Il secondo cardine: se non ci sono margini per garantire in altri modi, impropri e inaccettabili, la cosiddetta “agibilità politica” di Berlusconi, allora questo significa che in un modo o nell’altro il suo destino politico è segnato. Per questo, tocca solo al Cavaliere e al suo partito decidere il futuro della destra italiana. Tocca al Cavaliere decidere se il destino dei sedicenti moderati italiani si debba esaurire con l’avventura autocratica e cesarista della vecchia o nuova Forza Italia, dove il potere si tramanda magari di padre in figlia per diritto dinastico, oppure se si possa aprire una fase nuova, nella quale il partito-azienda, guidato da un solo padre-padrone, può evolvere verso una dimensione finalmente plurale della leadership.
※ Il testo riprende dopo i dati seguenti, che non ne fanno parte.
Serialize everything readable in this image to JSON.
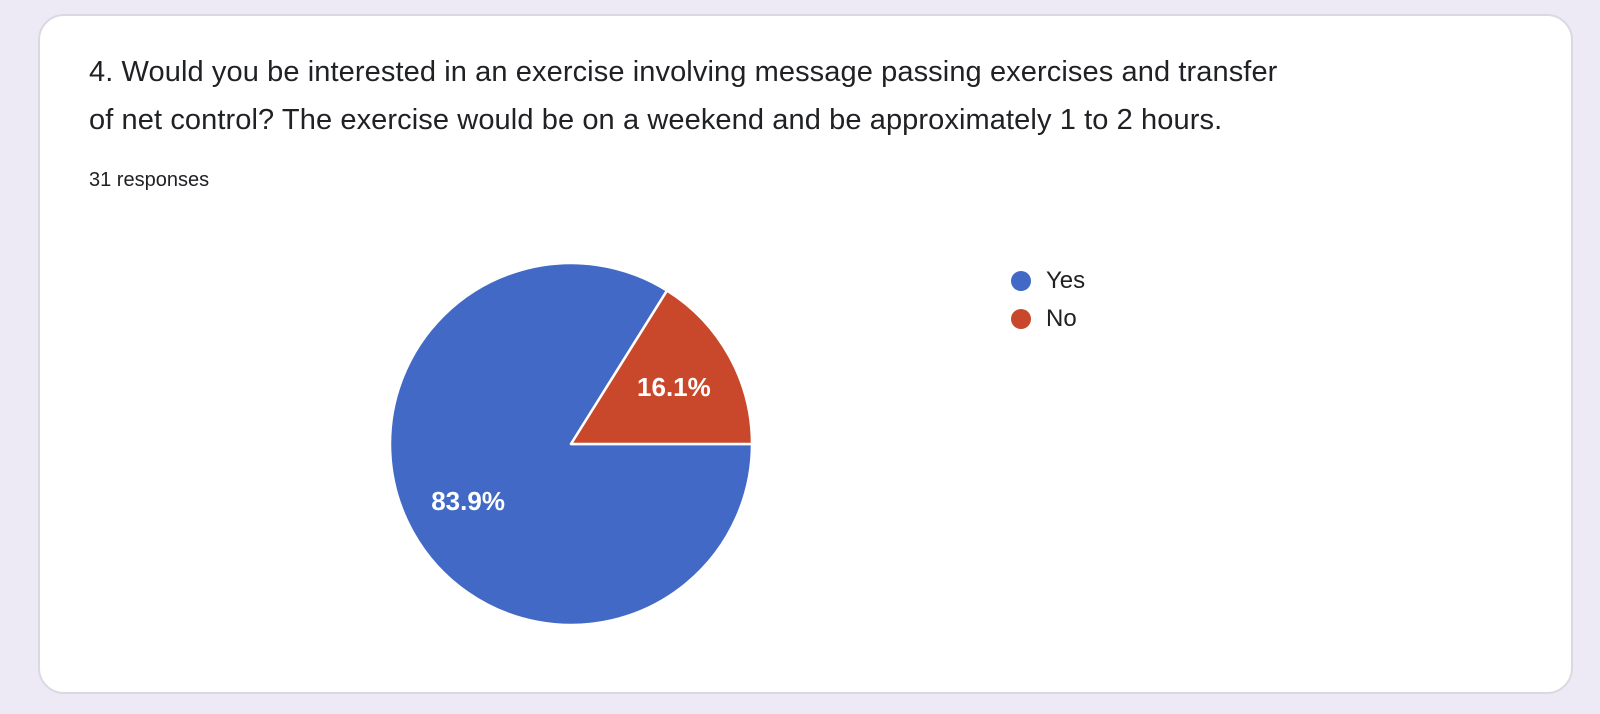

E tocca ai colonnelli del Pdl decidere se il destino dei cattolici liberali e dei laici liberisti si debba esaurire con la sventura sfascista
e populista del forzaleghismo, o si possa aprire un ciclo diverso, nel quale il partito di plastica può evolvere verso l’identità risolta dei conservatori di tutta Europa.
È una scelta complessa, dopo il Ventennio dominato dal sedicente “statista di Arcore”. Ma è ormai una scelta irreversibile. La posta in gioco, come ha chiarito implicitamente la nota del presidente della Repubblica, non è e non è mai stata quella di eliminare un avversario politico per via giudiziaria, come è andata ripetendo per anni, mesi, settimane e giorni l’armata Brancaleone riunita intorno al Cavaliere. Molto più semplicemente, si tratta di riaffermare e salvaguardare non una persona, ma lo Stato di diritto.
E si tratta di ricreare le condizioni perché nasca finalmente una destra normale, anche in questo sciagurato paese. L’Italia può tornare ad essere una grande democrazia occidentale. Non può ridursi a essere una piccola satrapia mediorientale.